| A PRUEBA. el desempeño es vital.
Lunes en la mañana
El despido de ejecutivos
Por Chuck Lucier y Jan Dyera
The New York Times
A nivel mundial, juntas directivas de grandes corporaciones están ahora echando cuatro veces más presidentes de directorios que en 1995. Esa tendencia plantea el siguiente interrogante: ¿están las juntas directivas socavando la capacidad de los presidentes de directorios para liderar una compañía en el largo plazo?
Si el caso es que las juntas directivas reaccionan de manera exagerada ante breves fluctuaciones en el desempeño financiero o en las demandas por parte de inversionistas de corto plazo, la respuesta es sí.
Pero un estudio que se prolongo durante una década hecho por Booz Allen Hamilton y que analizó la rotación de ejecutivos en las 2 mil 500 empresas más grandes del mundo ofrece una respuesta diferente. Las juntas directivas no están reaccionando de manera exagerada. Están haciendo lo que deberían haber hecho desde el comienzo: despedir a ineficaces presidentes de directorios que en previos años hubieran sido protegidos.
Aunque un puñado de presidentes de directorios son despedidos por una conducta ilegal o inmoral, la vasta mayoría de ellos pierden sus puestos porque los resultados financieros son decepcionantes. Como promedio, un destituido presidente de directorio concreta apenas la mitad de las ganancias, dinero en efectivo y capitalización de mercado de una empresa comparable liderada por un presidente del directorio eficaz en el mismo periodo de tiempo.
En los antiguos días del presidente de directorio imperial, los ejecutivos disfrutaban de una prolongada permanencia en sus cargos, sin importar si su desempeño era bueno o malo. En la actualidad, cuando las juntas directivas muestran mayor independencia, fortalecidas por mejores prácticas de gobierno, se puede sacar a ineficaces presidentes de directorios una vez han tenido una oportunidad de mostrar sus habilidades.

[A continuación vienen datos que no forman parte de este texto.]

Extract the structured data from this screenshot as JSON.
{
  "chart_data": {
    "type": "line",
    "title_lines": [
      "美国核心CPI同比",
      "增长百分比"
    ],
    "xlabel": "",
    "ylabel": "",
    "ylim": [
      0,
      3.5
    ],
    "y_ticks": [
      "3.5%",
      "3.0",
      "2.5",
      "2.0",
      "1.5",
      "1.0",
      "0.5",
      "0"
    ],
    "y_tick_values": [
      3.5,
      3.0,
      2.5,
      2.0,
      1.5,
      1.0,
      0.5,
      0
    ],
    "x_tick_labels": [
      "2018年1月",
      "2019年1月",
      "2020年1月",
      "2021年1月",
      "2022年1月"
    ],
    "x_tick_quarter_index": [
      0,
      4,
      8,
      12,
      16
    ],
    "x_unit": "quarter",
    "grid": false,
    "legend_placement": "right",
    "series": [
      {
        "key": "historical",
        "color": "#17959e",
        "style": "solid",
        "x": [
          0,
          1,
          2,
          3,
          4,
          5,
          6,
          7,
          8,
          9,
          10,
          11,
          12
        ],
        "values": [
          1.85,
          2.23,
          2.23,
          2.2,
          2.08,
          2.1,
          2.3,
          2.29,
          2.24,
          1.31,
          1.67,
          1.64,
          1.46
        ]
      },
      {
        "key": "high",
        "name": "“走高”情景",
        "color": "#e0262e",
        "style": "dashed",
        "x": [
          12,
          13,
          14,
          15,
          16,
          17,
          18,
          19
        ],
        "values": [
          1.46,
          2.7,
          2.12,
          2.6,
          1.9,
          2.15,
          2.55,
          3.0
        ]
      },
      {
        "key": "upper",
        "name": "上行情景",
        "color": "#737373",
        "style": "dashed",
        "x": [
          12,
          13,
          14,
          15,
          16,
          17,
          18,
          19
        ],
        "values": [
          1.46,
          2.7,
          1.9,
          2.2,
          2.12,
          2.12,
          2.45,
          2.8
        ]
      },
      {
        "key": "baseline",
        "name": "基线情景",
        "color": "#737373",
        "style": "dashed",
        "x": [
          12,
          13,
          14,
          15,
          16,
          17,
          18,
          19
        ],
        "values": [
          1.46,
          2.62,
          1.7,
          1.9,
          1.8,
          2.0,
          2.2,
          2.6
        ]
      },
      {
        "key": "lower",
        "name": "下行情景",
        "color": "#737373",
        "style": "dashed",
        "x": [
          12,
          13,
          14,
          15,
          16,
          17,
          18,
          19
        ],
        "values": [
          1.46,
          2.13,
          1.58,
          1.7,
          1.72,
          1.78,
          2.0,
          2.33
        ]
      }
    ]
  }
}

Antes y ahora, presidentes de directorios que no cumplen sus tareas a cabalidad son destituidos, como promedio, en su sexto año en el cargo.
El promedio de seis años para echar a uno de esos ejecutivos tiene gran sentido. La dinámica de la competencia global, caracterizada por rápidos e impredecibles cambios impulsados por innovaciones de la competencia, nuevas tecnologías y acciones gubernamentales, obligan a las empresas a reconstruir su ventaja competitiva cada tres o cuatro anos. En ese medio ambiente, un foco tradicional en el largo plazo alienta la complacencia, y crea respuestas inadecuadas a competidores con capacidad de innovación, además de un fracaso en aprovechar oportunidades. El termino medio es en la actualidad el horizonte de tiempo estratégico. Es lo bastante prolongado como para permitir al presidente de directorio hacer importantes mejoras, pero también lo bastante corto para obligar al presidente del directorio a adoptar acciones que tendrán un impacto a corto plazo.